For this project at Metis, I used unsupervised learning with non-negative matrix factorization, Word2Vec, Markov chains, Flask, and HTML/CSS to create a web app that allows the user to find similar articles to a given input. Users can also play with a random press release generator that creates press releases for select topics using a Markov chain generator.
In this repo, I've uploaded my code and the presentation I gave at Metis on this project.
Blog post is currently a work in progress.

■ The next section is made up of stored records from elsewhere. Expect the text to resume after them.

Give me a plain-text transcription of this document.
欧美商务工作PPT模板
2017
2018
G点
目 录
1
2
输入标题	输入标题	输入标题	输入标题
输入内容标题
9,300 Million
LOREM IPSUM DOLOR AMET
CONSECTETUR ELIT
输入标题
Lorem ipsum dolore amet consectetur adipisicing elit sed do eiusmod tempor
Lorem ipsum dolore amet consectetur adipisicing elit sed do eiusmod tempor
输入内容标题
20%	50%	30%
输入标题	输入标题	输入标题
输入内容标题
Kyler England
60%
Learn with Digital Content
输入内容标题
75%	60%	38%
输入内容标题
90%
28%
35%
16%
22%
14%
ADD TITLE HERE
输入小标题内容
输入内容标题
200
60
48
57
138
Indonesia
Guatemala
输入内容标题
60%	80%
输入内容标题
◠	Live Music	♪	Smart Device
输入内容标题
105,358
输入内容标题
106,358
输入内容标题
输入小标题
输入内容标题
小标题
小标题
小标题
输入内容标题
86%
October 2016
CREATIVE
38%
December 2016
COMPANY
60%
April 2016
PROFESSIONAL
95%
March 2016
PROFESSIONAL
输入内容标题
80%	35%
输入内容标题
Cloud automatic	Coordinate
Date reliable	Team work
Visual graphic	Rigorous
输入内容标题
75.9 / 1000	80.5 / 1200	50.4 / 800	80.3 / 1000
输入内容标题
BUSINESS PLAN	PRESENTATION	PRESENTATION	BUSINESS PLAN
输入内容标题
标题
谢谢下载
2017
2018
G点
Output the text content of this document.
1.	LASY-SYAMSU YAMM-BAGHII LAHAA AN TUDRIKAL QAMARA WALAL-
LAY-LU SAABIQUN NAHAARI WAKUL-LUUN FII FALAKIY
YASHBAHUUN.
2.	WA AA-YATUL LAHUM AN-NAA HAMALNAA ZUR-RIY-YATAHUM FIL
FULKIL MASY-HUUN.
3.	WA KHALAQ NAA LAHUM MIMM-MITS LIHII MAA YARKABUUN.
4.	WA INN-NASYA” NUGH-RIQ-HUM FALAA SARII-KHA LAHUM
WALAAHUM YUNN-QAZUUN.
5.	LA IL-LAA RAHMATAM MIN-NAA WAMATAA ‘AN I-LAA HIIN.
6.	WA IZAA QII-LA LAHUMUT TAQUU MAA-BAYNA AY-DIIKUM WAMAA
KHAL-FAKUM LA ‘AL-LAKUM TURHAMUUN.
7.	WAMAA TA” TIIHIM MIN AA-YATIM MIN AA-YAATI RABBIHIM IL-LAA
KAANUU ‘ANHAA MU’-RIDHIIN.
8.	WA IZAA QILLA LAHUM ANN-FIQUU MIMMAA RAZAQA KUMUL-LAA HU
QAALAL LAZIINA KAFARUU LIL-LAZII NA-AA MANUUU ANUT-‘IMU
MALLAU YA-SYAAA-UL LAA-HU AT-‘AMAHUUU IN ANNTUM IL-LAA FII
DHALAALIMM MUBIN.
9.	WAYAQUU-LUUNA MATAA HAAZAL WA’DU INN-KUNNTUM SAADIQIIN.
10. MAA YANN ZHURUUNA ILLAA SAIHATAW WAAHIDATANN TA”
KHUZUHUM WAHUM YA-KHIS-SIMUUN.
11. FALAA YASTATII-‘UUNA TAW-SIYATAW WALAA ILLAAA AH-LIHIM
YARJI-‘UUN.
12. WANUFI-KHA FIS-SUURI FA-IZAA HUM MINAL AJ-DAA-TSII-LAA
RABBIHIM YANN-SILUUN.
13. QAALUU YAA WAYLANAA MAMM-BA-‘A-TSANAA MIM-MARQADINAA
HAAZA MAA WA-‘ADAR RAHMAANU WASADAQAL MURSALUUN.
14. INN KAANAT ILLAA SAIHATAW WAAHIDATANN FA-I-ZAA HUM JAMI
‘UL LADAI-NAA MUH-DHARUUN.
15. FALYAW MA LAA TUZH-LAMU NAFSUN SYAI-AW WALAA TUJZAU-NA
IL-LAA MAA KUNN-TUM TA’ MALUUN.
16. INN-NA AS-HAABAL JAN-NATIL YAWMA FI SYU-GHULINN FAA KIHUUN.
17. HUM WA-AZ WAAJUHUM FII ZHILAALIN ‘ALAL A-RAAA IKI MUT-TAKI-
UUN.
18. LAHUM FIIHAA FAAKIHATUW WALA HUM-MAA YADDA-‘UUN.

- All data is available on Kaggle.
- doj_eda.py - some light data cleaning and data exploration
- nmf_testing.ipynb - Testing of non-negative matrix factorization
- topic_building.ipynb - Final topic modeling using non-negative matrix factorization
- taxes.ipynb - Topic modeling for tax topic only to see if it can be broken down into further subtopics
- w2v.ipynb - Building and examining word vectors for potential bias
- flaskapp.py - Flask app to look up relevant press releases and generate random press releases
- testing_for_web_app.ipynb - Notebook building and testing functions for use in Flask app
- generator.ipynb - Building rough generator for random press releases using Markov chains
- page.html - First page of Flask app (search bar)
- template2.html - Page for list of relevant press releases
- article.html - Page for randomly generated press releases
- doj_presentation.pdf - Powerpoint presentation given at Metis
- Web App Demo - Demonstration of Flask app